Джонатан поморщился, заворачивая крышку бутылки с кислотой.

– Вы говорите, как моя мама! – отметил он. – Может, придумаете для меня другое наказание?

20

Порой я думаю: как бы сложилась моя жизнь, если бы я не встретила Джонатана? Смогла бы я хоть на секунду ощутить то всепоглощающее счастье, которое чувствовала рядом с ним?
Всю жизнь я притворялась, будто служу порядку, будто бы хочу сделать этот мир чуть правильней и лучше. На самом деле, и вы, и я знаем правду: я — монстр. Убийца. Я делала вещи, которые не укладываются в голове обычного человека — такого, как вы. Если бы вы знали обо мне то, что я так тщательно охраняла, то бежали бы от меня со всех ног. А может, приставили бы мне пистолет к виску и нажали на курок. В том случае, если ваша работа связана с хитросплетениями человеческого сознания, вы бы наверняка захотели разложить меня на составляющие, понять, что сделало меня чудовищем.

Но никто из вас бы не смог полюбить меня — зная, кто я и что я. Мне сложно вас в этом обвинить. Я не осуждаю тех, кто хотел бы уничтожить меня, сбросив мне на голову пол тонны тротила — так, чтобы от меня осталась лишь огромная зияющая дыра в земле. Все, что я пытаюсь сказать — это то, что мне повезло. Вот и все.

Я встретила человека, который понял и принял меня полностью, со всем моим багажом, потому что был точно таким же, как я.
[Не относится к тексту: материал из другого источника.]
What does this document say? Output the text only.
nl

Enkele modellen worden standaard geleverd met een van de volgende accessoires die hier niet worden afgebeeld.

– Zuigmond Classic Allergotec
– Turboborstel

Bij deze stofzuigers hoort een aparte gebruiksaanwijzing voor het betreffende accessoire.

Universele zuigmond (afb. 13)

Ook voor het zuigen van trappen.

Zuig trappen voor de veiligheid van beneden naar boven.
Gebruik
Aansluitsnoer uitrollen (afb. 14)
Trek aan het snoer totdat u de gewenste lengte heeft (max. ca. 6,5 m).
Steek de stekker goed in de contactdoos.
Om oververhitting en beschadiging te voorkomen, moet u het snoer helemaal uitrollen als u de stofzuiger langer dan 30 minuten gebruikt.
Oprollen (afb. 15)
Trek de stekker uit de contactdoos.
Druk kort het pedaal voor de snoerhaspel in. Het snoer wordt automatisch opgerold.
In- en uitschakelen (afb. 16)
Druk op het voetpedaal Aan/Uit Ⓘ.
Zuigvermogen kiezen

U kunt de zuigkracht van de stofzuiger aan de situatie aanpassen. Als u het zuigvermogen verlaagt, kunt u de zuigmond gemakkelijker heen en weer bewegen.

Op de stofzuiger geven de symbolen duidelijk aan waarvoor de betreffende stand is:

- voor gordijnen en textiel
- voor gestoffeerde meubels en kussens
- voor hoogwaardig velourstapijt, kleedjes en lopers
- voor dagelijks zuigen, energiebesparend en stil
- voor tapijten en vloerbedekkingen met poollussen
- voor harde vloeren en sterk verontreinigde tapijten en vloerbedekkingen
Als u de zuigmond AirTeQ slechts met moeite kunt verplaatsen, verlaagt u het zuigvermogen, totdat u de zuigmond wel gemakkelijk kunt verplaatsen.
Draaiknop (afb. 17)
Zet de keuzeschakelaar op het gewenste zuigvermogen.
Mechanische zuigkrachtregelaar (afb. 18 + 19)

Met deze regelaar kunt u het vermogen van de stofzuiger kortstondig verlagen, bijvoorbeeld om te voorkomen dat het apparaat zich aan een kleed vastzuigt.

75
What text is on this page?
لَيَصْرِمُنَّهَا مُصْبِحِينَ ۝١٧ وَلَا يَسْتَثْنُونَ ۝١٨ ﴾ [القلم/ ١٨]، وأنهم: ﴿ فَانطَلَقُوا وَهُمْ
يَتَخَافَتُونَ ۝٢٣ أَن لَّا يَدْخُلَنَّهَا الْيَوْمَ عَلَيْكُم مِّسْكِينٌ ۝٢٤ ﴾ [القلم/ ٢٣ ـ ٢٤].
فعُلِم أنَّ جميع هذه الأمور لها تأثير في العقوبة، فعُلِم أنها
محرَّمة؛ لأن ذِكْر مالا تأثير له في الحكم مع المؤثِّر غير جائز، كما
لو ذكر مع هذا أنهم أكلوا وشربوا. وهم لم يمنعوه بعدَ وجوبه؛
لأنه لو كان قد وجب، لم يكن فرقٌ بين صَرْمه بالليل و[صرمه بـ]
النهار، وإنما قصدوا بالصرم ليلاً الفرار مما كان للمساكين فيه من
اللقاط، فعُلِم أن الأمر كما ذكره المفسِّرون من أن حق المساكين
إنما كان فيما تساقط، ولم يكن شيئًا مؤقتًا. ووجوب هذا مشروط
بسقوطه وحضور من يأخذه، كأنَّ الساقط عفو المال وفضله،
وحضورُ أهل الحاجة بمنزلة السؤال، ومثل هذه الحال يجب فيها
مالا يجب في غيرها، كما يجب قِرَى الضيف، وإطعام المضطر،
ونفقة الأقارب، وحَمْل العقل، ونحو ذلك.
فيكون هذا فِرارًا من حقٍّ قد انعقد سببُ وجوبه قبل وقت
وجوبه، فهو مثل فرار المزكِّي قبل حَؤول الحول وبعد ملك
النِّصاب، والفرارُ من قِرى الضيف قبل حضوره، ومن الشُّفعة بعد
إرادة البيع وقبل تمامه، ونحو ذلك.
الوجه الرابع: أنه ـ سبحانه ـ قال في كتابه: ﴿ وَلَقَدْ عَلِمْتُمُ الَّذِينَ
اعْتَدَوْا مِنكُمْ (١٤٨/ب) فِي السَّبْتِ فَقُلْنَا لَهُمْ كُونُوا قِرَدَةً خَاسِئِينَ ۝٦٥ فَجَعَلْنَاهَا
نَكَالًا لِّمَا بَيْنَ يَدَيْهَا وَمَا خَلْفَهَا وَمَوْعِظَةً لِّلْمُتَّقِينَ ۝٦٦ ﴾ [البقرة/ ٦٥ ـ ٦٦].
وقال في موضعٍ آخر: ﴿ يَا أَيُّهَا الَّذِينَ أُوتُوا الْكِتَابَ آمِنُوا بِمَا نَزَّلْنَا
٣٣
Я провела с ним два дня, за которых я готова отдать жизнь. За них я готова отдать даже больше.

– У нас бы получилась отличная семья, – мечтательно сказал Джонатан, глядя, как я смываю со стола следы крови. – Мы бы завели детей...

– Никогда не хотела детей, – я выжала губку в железную посудину. Палец у меня все еще болел — даже сквозь резиновую перчатку было заметно, как он опух. – Может, лучше собаку?

– Только не собаку, нет, – возразил Джонатан. – Они умирают. Хотите вина? – неожиданно предложил он. – Отметим первое совместное дело.

Тогда, должно быть, не было и полудня, однако я согласно кивнула. Он открыл один из шкафов и достал бутылку красного и два бокала.

На его белой рубашке не было ни единой капли крови. Для этого, я знаю, нужен особый талант. Жаль, что никто, кроме меня, его не мог бы оценить. Мы соединили бокалы, не отрывая друг от друга взгляда.

– Я хочу вам что-то показать, – сказал он, сделав глоток. – Этого никто не видел, кроме Эда. Я думаю, вам понравится.

Джонатан прошел к двери в глубине комнаты и поманил меня за собой. Я была заинтригована: что может быть более тайным, чем домашняя операционная, совмещенная с моргом? Однако реальность превзошла все мои самые смелые ожидания.

Когда щелкнул выключатель, поначалу я ничего не видела: свет был так ярок, что заполнил все вокруг, и мне потребовалось несколько секунд, чтобы начать различать предметы. Точнее — изображения на стенах. Вся комната была увешана фотографиями женских рук. Я медленно повернулась вокруг своей оси, впечатленная увиденным. Руки здесь были самые разные — черные и белые, с пальцами тонкими и длинными и, наоборот, короткими и толстыми. На некоторых руках пальцев не хватало, другие были украшены татуировками, третьи — яркими кольцами и лаком для ногтей.

– Это все ваши? – спросила я, избегая произносить слово «жертвы». Ведь это бы означало, что я считала его маньяком, убийцей. В его ответном взгляде я прочитала благодарность.

– Я знал, что вам понравится, – сказал он. – Да, они все мои, – в голосе Джонатана звучала гордость, словно у коллекционера, чью коллекцию оценили по достоинству.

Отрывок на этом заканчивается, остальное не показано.